Die ersten Turniere für Schüttler und Kerber stehen bereits fest. Ihre Premiere erleben sie zum Jahreswechsel beim Hopman Cup, dem Mixed-Nationen-Wettbewerb. Kerber wird mit Alexander Zverev, 21, das Team Deutschland bilden. Danach wird sie versuchen, in Sydney ihren Titel und bei den Australian Open ihre Halbfinal-Punkte zu verteidigen. Ein früher Erfolgsdruck liegt also vor, wobei Schüttler dem Vernehmen nach auch deshalb diese Aufgabe zugetraut wurde, weil er wisse, wie sich Druck und auch Grand-Slam-Turniere in der zweiten Woche anfühlen. Dass ihm die Erfahrung auf der Frauentour fehlt, wird dabei nicht als Nachteil gewertet. Man erhofft sich den Einfluss einer unverbrauchten, frischen Person. Von der Ausgangslage her ist er indes das genaue Gegenteil seines Vorgängers Wim Fissette; der Belgier hatte mit dem Nachweis, verschiedene Spielerinnen zu Erfolgen führen zu können, im vergangenen Spätherbst Kerber übernommen. Genauere Details, die zum Zerwürfnis der beiden trotz des gemeinsam erlangten Wimbledonsieges geführt hatten, sind bislang von keiner der beiden Seiten verlautbart worden.

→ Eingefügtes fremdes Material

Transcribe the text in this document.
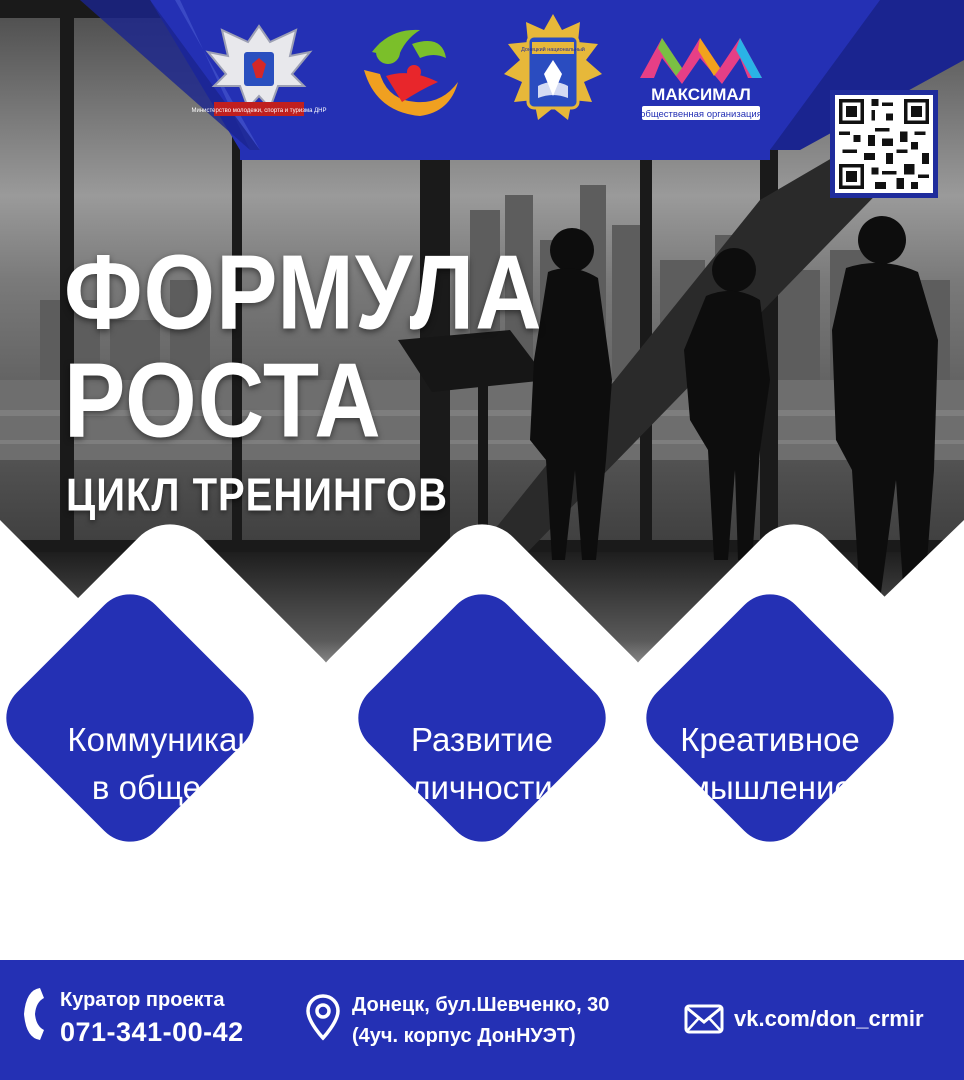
Министерство молодежи, спорта и туризма ДНР
Донецкий национальный
МАКСИМАЛ
общественная организация
ФОРМУЛА
РОСТА
ЦИКЛ ТРЕНИНГОВ
Коммуникация
в обществе
Развитие
личности
Креативное
мышление
Куратор проекта
071-341-00-42
Донецк, бул.Шевченко, 30
(4уч. корпус ДонНУЭТ)
vk.com/don_crmir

In jedem Fall bedeutet die Anstellung Schüttlers keine Zäsur in Kerbers Sportleralltag, ihr Team wird ansonsten unverändert bleiben. André Wiesler wird weiter als Hitting Partner, als Trainingspartner, zur Verfügung stehen. Ob und inwieweit Schüttler wirklich bei jedem Training dabei ist, in Polen etwa, wird man sehen; geplant ist aber, so viel wird versichert, dass Rainer Schüttler in Vollzeit Kerber begleitet. Am 21. November wird sich Kerber erstmals in Köln auf einer Pressekonferenz zu ihrem neuen Angestellten und ihren Zielen für 2019 äußern. Dazu zählt auch die erhoffte Titelverteidigung in Wimbledon. Vorerst aber verbreitete sie im Internet Fotos aus ihrem Urlaub, die sie beim Jetskifahren und beim Sprung vom Steg ins Wasser zeigten.